I hope your back is healing. You've been through a lot lately.

idlehunters's picture
idlehunters
Posts: 1792
Joined: Apr 2009

Appreciate the input. A lot is MUCH better now.... and I have opted for the Xeloda..... Thanks my dear friend......

Jennie

marmite
Posts: 5
Joined: Mar 2009

Hi Jennie,

I was really interested to read your post as I got almost the exact same news in early Dec. I was diagnosed in October 2007 and really believed I would beat this disease, no matter what the odds. In August 2009 I was NED, by December my cancer was growing again - this is the fourth time this has happened. This time my Oncologist put it much more bluntly - told me I would be on chemo for the rest of my life - and for the first time since my diagnosis, I fell apart.

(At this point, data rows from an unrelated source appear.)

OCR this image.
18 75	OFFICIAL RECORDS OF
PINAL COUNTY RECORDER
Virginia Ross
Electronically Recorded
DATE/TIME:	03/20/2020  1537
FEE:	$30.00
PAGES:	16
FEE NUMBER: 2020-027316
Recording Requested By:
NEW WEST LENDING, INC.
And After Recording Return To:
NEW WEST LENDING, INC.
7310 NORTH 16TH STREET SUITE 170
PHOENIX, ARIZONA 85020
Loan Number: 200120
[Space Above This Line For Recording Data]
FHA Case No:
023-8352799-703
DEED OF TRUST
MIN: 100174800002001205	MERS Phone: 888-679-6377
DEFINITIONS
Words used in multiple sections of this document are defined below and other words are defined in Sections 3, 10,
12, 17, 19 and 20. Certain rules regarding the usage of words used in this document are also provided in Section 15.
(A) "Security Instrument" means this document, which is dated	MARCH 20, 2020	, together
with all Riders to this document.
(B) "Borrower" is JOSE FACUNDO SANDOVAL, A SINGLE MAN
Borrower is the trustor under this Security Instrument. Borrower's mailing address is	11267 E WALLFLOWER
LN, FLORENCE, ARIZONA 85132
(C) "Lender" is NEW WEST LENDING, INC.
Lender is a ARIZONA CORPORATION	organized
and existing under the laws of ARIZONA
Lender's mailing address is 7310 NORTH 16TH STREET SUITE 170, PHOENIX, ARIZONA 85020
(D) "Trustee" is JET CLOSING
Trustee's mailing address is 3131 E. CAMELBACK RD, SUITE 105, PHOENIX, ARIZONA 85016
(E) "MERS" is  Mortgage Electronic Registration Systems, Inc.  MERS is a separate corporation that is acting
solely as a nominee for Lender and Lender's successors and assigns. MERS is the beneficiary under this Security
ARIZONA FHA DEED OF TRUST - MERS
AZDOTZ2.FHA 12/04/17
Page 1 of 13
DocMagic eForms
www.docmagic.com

Am still struggling to pick the pieces back up but your email actually encourages me. If 20% of stage iv don't have recurrance - well that's higher that I expected and some of us have to be in that 20% to make the statistics work. Plus the 'no cure' - well that's only at the current time and it's only one person's opinion. Things are changing all the time in terms of treatments. I really hope you're one of the lucky ones.

My Oncologist is amazing but he doesn't know everything and a lot of medical decisions are based upon supposition and statistics. I feel exactly the same way - that "doctors run out of options and throw their hands up and say they can do no more". But that's not good enough until I feel they've exhausted every possible option. Like you, the 5FU treatment works which is a miracle - but I believe there has to be more.